Untersuchung der Kaͤsesaͤure.
Die koͤrnige, honigartige, roͤthliche Masse, welche nur von dem
Kaͤseoxyde durch Alkohol gereinigt wurde, ist das, was Proust kaͤsesaures Ammoniak genannt hat. So in Alkohol
aufgeloͤst, und ungefaͤhr einen Monat lang sich selbst
uͤberlassen, sezte sie, wie dieser Chemiker sagt, eine syrupartige
Fluͤßigkeit ab, welche nach ihm nichts als ein wenig Gummi ist; dieß ist aber
ganz offenbar eine thierische Substanz, welche bei der Destillation kohlensaures
Ammoniak, und mit der Gallaͤpfelinfusion einen reichlichen Niederschlag gibt,
welche thierische Substanz einen von den vielen Bestandtheilen der sogenannten
Kaͤsesaͤure ausmacht.
Abgesehen von dieser thierischen Substanz, beobachtete ich auch an den Waͤnden
des Gefaͤßes, worin die geistige Fluͤßigkeit aufbewahrt worden war,
schoͤne und sehr große hexadrische Krystalle, die sehr platt, vollkommen
durchsichtig und farbelos waren, und welche mir anfangs sehr merkwuͤrdig
schienen: der Geschmak dieses Salzes ist dem des Kochsalzes aͤhnlich. In
Wasser aufgeloͤst, gab es mit salpetersaurem Silber einen gelblichen
Niederschlag, der sich in etwas Salpetersaͤure vollkommen aufloͤste.
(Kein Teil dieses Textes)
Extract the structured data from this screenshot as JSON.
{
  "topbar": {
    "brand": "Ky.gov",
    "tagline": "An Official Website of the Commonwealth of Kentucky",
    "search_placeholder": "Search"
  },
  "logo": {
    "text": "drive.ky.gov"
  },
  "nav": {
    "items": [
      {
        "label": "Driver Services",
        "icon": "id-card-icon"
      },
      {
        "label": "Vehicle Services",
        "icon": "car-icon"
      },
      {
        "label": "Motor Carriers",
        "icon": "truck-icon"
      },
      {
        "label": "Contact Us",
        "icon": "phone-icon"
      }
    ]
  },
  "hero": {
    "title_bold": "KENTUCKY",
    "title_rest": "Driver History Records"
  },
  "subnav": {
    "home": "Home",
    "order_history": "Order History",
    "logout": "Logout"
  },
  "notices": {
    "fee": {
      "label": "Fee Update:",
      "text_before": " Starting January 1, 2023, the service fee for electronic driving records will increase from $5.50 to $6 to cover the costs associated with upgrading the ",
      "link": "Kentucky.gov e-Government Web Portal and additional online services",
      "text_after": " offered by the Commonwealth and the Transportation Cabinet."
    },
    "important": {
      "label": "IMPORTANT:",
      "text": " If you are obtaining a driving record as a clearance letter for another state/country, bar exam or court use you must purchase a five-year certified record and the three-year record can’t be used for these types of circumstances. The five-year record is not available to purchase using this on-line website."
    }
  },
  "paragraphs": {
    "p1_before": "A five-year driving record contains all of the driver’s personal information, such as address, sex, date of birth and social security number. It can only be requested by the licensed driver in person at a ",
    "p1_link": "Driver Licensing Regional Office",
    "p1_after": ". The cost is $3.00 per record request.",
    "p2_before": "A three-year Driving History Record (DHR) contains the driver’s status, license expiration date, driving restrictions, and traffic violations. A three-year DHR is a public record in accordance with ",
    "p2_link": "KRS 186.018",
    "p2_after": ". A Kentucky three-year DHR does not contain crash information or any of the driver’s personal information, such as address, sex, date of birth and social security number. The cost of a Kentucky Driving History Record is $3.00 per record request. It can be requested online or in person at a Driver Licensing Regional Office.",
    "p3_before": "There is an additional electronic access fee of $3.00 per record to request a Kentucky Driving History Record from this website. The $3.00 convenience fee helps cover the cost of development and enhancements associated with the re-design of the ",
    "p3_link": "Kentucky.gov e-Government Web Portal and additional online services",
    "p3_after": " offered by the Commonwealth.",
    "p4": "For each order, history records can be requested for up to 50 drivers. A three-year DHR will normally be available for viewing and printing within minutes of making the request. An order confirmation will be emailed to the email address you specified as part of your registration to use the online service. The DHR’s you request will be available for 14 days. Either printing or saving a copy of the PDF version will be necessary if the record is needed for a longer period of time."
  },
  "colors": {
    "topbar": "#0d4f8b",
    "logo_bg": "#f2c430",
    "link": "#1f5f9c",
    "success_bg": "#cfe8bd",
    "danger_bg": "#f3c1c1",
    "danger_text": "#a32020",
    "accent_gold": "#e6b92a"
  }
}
Auch durch salzsaures Platin wird es gefaͤllt. Beim Erhizen blaͤht es
sich auf, entwikelt Ammoniak, und hinterlaͤßt ein durchsichtiges und
farbloses Glas, welches in Wasser aufgeloͤst, das Lakmuspapier
roͤthet, mit salzsaurem Platin keinen Niederschlag mehr gibt, aber mit
Kalkwasser einen flokigen, von phosphorsaurem Kalk hervorbringt; daraus geht hervor,
daß das fragliche
krystallisirte Salz nichts als sehr reines, phosphorsaures Ammoniak-Natron
(sogenanntes Phosphorsalz) ist, welches ohne Zweifel von dem Serum herruͤhrt,
welches der angewandte Kaͤse, obgleich er gut abgetropft war, noch enthielt.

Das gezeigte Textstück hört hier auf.